After reading the article. “Waterville mayor slams Planning Board for ‘cowardly’ car wash vote” on Aug. 12, I felt convicted enough to say my own two cents. I have lived in Waterville for the majority of my adult life and own Brown House Properties, which has been in business for 36 years.

I agree wholeheartedly with Mayor Nick Isgro and Councilor Sydney Mayhew that postponing this vote and creating too much red tape makes Waterville appear to be unfriendly and uninviting to businesses.

Isgro is quoted saying that there is a “broken business process in Waterville.” Who couldn’t agree with this statement?

Meanwhile, Planning Board members are hiding behind the process. For example, Alicia Barnes chalks it up to its just how they do things and how the process works. Has anyone stepped back and questioned if the “process” is effective? Does it create more hoops and red tape for business owners to maneuver?

What our Planning Board members really need to focus on is the best interests of city residents and following the mission of the city’s comprehensive plan. I read the plan cover to cover and thought that the overall mission was to bring businesses in — offering jobs, services and products to residents.

The theory is that creating jobs will help bring in homeowners to purchase available homes for sale, thus sharing the tax burden and creating residents with a “stake in society.” (Waterville is noted for having an unbalanced ratio of homeowners to renters.)

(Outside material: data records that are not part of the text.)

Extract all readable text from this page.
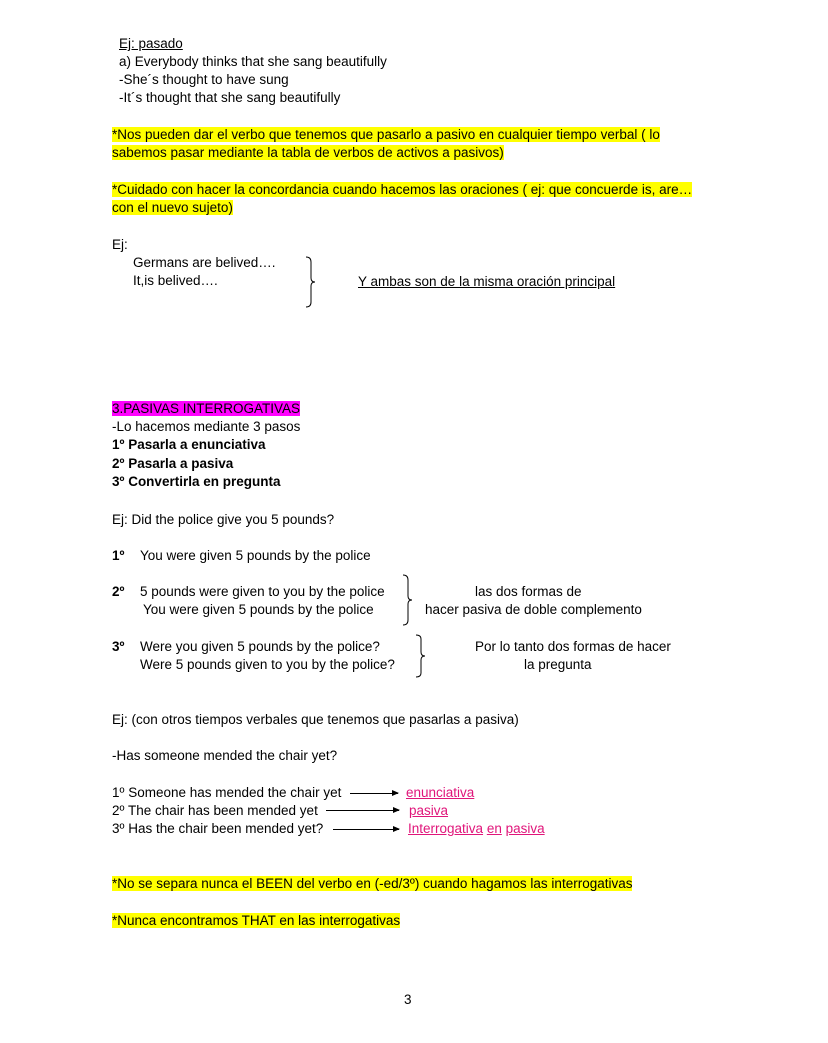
Ej: pasado
a) Everybody thinks that she sang beautifully
-She´s thought to have sung
-It´s thought that she sang beautifully
*Nos pueden dar el verbo que tenemos que pasarlo a pasivo en cualquier tiempo verbal ( lo
sabemos pasar mediante la tabla de verbos de activos a pasivos)
*Cuidado con hacer la concordancia cuando hacemos las oraciones ( ej: que concuerde is, are…
con el nuevo sujeto)
Ej:
Germans are belived….
It,is belived….	Y ambas son de la misma oración principal
3.PASIVAS INTERROGATIVAS
-Lo hacemos mediante 3 pasos
1º Pasarla a enunciativa
2º Pasarla a pasiva
3º Convertirla en pregunta
Ej: Did the police give you 5 pounds?
1º You were given 5 pounds by the police
2º 5 pounds were given to you by the police
You were given 5 pounds by the police
las dos formas de
hacer pasiva de doble complemento
3º Were you given 5 pounds by the police?
Were 5 pounds given to you by the police?
Por lo tanto dos formas de hacer
la pregunta
Ej: (con otros tiempos verbales que tenemos que pasarlas a pasiva)
-Has someone mended the chair yet?
1º Someone has mended the chair yet	enunciativa
2º The chair has been mended yet	pasiva
3º Has the chair been mended yet?	Interrogativa en pasiva
*No se separa nunca el BEEN del verbo en (-ed/3º) cuando hagamos las interrogativas
*Nunca encontramos THAT en las interrogativas
3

The article also stated that neighbors had complained that the 24-hour car was likely to “draw vagrants and drug dealers,” which is unfortunately not the most absurd thing I read in the article.

I have been purchasing distressed foreclosures for more than 30 years. The way the property stands now, it is nothing but a safe harbor for criminal activity and mischief. A functioning business with maintained buildings is not going to be an attractive place for these people.

In other words, our Planning Board needs to refocus its efforts into bringing in business, jobs and homeowners: all the things mentioned in the comprehensive plan. Does that include changing “the process”? I don’t know, but it’s a good place to start.

Sherwood Booker is a resident of Waterville.